Dringend angezeigt seien Schutzbrillen auch beim Spiel und Sport mit kleinen Bällen, sprich: Squash und Golf. »Gehen diese Bälle ins Auge, so können sie ungehindert zum Augapfel vordringen«, unterstrich Dr. Ameli Gabel-Pfisterer, Potsdam. Nicht zufällig seien Schutzbrillen bei entsprechenden Turnieren unter anderem in England und in den USA zwingend Pflicht.

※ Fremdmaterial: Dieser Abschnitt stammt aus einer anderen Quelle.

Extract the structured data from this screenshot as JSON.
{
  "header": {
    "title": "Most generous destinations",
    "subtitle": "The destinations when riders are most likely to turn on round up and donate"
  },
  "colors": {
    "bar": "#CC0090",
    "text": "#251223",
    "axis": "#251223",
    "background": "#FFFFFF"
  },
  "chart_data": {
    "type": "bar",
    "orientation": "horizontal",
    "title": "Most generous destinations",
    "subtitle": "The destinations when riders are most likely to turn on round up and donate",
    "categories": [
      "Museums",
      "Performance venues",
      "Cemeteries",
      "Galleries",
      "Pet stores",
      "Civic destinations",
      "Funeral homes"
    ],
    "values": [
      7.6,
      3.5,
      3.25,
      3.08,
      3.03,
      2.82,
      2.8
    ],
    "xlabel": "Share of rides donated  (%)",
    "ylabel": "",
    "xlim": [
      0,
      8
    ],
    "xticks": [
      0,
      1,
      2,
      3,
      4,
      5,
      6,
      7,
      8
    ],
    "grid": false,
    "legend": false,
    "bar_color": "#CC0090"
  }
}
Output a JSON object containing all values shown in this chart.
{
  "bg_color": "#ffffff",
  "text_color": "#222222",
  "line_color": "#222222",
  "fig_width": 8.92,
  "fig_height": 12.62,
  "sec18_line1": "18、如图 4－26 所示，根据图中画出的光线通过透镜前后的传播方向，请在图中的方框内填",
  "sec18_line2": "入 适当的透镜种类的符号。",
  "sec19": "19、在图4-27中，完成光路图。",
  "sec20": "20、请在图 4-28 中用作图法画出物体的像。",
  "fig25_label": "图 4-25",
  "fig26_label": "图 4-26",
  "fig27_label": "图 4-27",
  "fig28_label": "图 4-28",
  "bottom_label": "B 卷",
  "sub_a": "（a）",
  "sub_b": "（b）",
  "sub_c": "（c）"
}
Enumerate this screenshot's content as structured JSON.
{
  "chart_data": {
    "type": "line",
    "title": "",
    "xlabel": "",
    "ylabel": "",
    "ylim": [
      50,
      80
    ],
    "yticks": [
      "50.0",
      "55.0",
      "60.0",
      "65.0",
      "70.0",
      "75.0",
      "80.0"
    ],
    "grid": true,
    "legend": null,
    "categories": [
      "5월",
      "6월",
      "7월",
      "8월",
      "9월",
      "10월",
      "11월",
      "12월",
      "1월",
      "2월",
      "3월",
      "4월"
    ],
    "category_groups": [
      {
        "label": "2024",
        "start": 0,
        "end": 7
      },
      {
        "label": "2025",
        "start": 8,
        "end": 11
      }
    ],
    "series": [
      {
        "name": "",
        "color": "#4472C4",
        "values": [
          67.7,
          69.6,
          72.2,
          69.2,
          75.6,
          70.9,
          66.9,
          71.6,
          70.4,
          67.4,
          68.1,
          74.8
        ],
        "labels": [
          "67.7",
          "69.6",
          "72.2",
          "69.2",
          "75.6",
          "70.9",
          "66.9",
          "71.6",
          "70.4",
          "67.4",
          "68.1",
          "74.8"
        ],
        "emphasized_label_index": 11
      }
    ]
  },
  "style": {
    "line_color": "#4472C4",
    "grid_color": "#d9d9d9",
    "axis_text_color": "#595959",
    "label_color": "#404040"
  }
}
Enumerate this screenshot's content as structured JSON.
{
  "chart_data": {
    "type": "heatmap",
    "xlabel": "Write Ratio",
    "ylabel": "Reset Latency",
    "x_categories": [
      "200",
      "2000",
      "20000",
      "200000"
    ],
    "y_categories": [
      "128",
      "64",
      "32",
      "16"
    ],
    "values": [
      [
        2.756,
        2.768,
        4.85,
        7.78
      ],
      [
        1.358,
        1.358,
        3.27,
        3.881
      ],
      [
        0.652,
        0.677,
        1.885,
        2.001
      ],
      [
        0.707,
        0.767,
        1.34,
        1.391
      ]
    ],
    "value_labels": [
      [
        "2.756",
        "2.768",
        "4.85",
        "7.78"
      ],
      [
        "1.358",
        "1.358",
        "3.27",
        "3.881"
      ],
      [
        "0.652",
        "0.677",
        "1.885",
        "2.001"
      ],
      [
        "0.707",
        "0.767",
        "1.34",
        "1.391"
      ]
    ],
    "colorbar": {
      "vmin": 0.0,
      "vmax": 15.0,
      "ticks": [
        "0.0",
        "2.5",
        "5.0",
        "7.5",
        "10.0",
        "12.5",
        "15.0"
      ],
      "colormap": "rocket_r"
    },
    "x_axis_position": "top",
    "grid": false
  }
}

Beim Fußball kämen als Ursachen von Augenverletzungen insbesondere Ellenbogen oder Finger der Gegen- und Mitspieler zum Tragen. Berichten 75 Prozent der Amateurboxer über Augenprellungen, so seien sie in 30 Prozent der Fälle von peripheren Netzhautrissen mit oftmals gravierenden Konsequenzen betroffen. »Sport ist zwar generell gesund und somit unumgänglich. Immer jedoch ist mit Blick auf die jeweilige Sportart eine individuelle Risikoabschätzung vorzunehmen«, machte die Ophthalmologin deutlich.
Während von Verletzungen der Augen beim Sport zu 75 Prozent Männer betroffen sind, sind es bei Augenverletzungen durch Feuerwerkskörper mit 40 Prozent insbesondere Kinder und Jugendliche – oft auch beidseitigen (15 Prozent), Tendenz ist steigend. »Besonders alarmierend: Etwa die Hälfte aller Unfälle durch Böller & Co. trifft Zuschauer und Passanten – also Unbeteiligte«, bemerkte Gabel-Pfisterer.
»Es ist die Kombination mechanischer, chemischer und thermischer Einwirkungen, die Feuerwerkskörper so gefährlich macht. Es kann zu schweren Oberflächenverletzungen, stumpfen Augenprellungen oder Zerreißungen des Augapfels kommen, die trotz intensiver Therapie nur mit bleibenden Schäden abheilen«, erläuterte sie.
Studiengemäß bleibt nach Abschluss der Behandlung schwerer Augenverletzungen durch Knallkörper zumeist nur eine Sehschärfe von 20 Prozent zurück. Die DOG setzt sich daher nicht nur für die Abgabe von Schutzbrillen beim Kauf von Feuerwerkskörpern, sondern auch für ein Verbot privat genutzter Pyrotechnik ein.
Umsicht beugt vor und kann Schlimmes verhindern: Die Referenten hoben hervor, dass der Anteil beruflich bedingter Verletzungen in Deutschland in den letzten hundert Jahren stark zurückgegangen ist, da die Berufsgenossenschaften die Einhaltung des Arbeitsschutzes kontrollieren und die Maßnahmen zur Arbeitssicherheit stetig verbessern.
Die hohe Zahl schwerer Augenverletzungen bei Verkehrsunfällen habe erst durch die Einführung des Bußgeldes für Gurtmuffel Mitte der 1980er Jahre gesenkt werden können – und das zu 90 Prozent. Allein die Maßnahmen zur Verbesserung der Fahrzeugsicherheit durch den Einbau von Sicherheitsgurten und die bei Verstoß zunächst gebührenfreie gesetzliche Gurtpflicht hätten nicht viel gebracht.